As colisões das armas com suas defesas continuavam soando como sinos dentro do domo, rachaduras gradativamente preenchendo a visão do garoto enquanto os gnoma continuavam a golpear incansavelmente com a mesma determinação dos mineradores das gemas do reino sob as montanhas.
“Se eu golpear alguém sem proteção com isso, eu vou abrir um buraco nele….Mas contra eles…O choque deve ser o suficiente não?” Lucet pensou, formulando sua estratégia ao passo que um sorriso confiante começava a surgir em seu rosto. O garoto então ajustou sua posição e, após direcionar seu escudo num angulo inclinado, e saltou para frente no momento em que o domo estava prestes a se partir, atingindo e derrubando dois gnomas pegos de supresa pela súbita investida.
Antes que pudessem reagir, Lucet abaixou seu corpo e girou, disparando sua perna nos pés de mais dois gnomas, passando-os uma rasteira. Ele então se ergueu, deu um salto para frente e dispersou seu escudo, acumulando aura em seu punho e a comprimindo antes de, no momento de impacto, a liberá-la de uma vez só.
O garoto viu as jóias na armadura dos gnoma brilharem por um instante antes de explodirem e as defesas mágicas serem desfeitas quando a luz dourada irrompeu de seu punho. Num piscar de olhos, a armadura, forjada provavelmente com metais de boa qualidade considerando a quantidade de encantamentos e jóias imbutidas nela que requerem bom condutores mágicos, começou a rachar.
Primeiro apenas uma única fina rachadura dourada, porém, a rachadura em breve cresceu, se espalhando com um vírus pelo metal, deixando colorido com luzes douradas antes de se desfazem em diversos pedaços que cairam apatéticamente do corpo do gnoma que olhava o processo com olhos incrédulos que, em seguida, viu os pedaços se transformarem em particulas de luz dourada deixando apenas finos rastro de poeira metálica.
Aproveitando o choque do gnoma, Lucet girou o corpo e acertou um chute reverso no meio de seu estômago desprotegido, arremessando-o em direção a uma parede. Nesse meio tempo, dois gnoma miraram cortes em sua cabeça, porém, ele reagiu rápido e se jogou no chão, desviando dos ataques antes de puxar um gnoma pelo tornozelo e derrubá-lo.
O machado do guerreiro voou para o alto, Lucet se ergueu e pegou o machado antes que caisse, se armando com o equipamento, porém, no instante seguinte foi forçado a jogá-lo fora pois começou a sentir restrições mágicas no artefato, fazendo com que o mesmo ficasse progressivamente mais pesado em sua mão.

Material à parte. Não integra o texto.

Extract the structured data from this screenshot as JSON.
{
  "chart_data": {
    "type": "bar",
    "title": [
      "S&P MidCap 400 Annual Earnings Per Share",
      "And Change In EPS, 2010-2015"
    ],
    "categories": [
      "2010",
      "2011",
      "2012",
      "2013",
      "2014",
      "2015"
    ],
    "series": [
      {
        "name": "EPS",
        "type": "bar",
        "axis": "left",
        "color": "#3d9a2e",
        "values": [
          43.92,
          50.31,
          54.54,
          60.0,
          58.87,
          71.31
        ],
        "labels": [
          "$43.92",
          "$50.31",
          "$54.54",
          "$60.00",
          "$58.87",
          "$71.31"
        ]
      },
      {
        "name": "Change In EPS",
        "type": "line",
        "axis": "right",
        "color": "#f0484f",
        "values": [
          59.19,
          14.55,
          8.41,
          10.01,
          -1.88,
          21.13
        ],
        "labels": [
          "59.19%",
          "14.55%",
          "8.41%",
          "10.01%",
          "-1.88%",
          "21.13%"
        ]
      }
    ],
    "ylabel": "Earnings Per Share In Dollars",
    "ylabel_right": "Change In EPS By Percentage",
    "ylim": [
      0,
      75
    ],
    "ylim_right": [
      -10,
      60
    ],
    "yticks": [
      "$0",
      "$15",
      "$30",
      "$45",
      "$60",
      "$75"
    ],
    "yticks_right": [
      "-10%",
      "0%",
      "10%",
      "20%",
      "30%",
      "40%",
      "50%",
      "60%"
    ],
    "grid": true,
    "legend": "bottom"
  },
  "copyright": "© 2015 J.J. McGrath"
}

Um tanto assustados com a demolição da armadura de seu companheiro, os gnoma remanescentes ficaram apreensivos, hesistantes em atacar.

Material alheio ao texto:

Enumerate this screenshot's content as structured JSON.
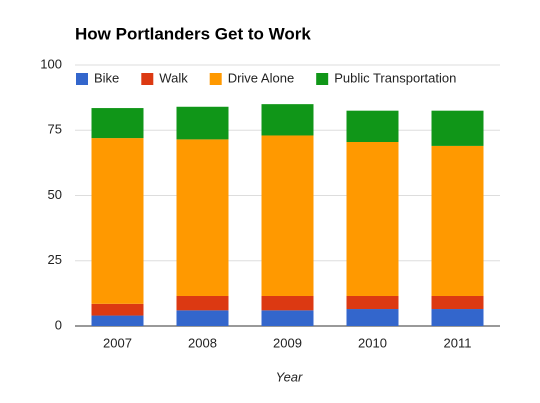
{
  "chart_data": {
    "type": "stacked_bar",
    "title": "How Portlanders Get to Work",
    "x_label": "Year",
    "categories": [
      "2007",
      "2008",
      "2009",
      "2010",
      "2011"
    ],
    "series": [
      {
        "name": "Bike",
        "color": "#3366cc",
        "values": [
          4,
          6,
          6,
          6.5,
          6.5
        ]
      },
      {
        "name": "Walk",
        "color": "#dc3912",
        "values": [
          4.5,
          5.5,
          5.5,
          5,
          5
        ]
      },
      {
        "name": "Drive Alone",
        "color": "#ff9900",
        "values": [
          63.5,
          60,
          61.5,
          59,
          57.5
        ]
      },
      {
        "name": "Public Transportation",
        "color": "#109618",
        "values": [
          11.5,
          12.5,
          12,
          12,
          13.5
        ]
      }
    ],
    "ylim": [
      0,
      100
    ],
    "yticks": [
      0,
      25,
      50,
      75,
      100
    ],
    "grid": true,
    "legend": "top"
  }
}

As armaduras em si não eram dificieis para estes mestres da forja refazerem caso elas fossem danificadas, mas, uma vez pulverizadas, recuperação era impossível. Apesar de suas habilidades, a arte de forjar era algo custoso, os materiais e jóias para encantamento era caros e dificeis de conseguir em boa qualidade e quantidade, por isso, enfrentar este estranho que conseguira com aparente facilidade reduzir um fruto de tanto esforço e dinheiro a cinzas lhes causava temor.
Subitamente, uma dor eletrizante correu por seu braço ao ponto que o membro começou a tremer, convulsionando. Lucet disfarçou a dor ao esconder-se por trás do manto, aumentando ainda mais a emissão da aura dourada ao seu redor, pressionando os gnoma com seu poder luminoso.

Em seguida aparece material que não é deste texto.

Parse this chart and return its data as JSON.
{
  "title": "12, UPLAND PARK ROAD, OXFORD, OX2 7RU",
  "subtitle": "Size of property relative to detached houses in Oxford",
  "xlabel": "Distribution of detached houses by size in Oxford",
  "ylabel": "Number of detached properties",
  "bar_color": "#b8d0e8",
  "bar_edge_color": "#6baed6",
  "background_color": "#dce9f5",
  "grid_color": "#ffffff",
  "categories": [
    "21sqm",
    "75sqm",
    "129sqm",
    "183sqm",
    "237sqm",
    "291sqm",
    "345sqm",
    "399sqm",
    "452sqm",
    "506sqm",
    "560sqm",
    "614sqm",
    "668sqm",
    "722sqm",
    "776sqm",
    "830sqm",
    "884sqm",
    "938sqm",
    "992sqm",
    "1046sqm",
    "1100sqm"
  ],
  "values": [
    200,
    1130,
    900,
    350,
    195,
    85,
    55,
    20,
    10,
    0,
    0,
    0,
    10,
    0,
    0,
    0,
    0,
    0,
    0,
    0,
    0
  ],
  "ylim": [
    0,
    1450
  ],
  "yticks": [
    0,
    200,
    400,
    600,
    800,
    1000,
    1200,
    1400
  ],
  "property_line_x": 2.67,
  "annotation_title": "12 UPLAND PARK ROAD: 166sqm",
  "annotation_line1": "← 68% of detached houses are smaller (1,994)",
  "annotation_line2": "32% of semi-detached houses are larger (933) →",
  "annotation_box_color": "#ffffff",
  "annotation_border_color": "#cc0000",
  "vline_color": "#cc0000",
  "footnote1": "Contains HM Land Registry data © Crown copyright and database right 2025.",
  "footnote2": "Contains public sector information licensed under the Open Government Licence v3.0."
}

— Alguém mais vai querer seu equipamento destruído? — ele ameaçou com uma voz fria e grave — Sei que nenhum deles foi barato de forjar, especialmente considerando a grande quantia de encantamentos, o número de jóias e a qualidade do metal, portanto, querem mesmo arriscar que eu os destrua?
Vendo o silêncio e relutância dos gnoma, guerreiros conhecidos por serem obstinados numa briga, Lucet decidiu quebrar seu espirito de combate com um ultimato. Ele manifestou ainda mais do seu poder, um grande chama duas a três vezes maior que seu próprio corpo irrompendo do seu corpo, irradiando todo o local com a reluzente luz da aura da fé.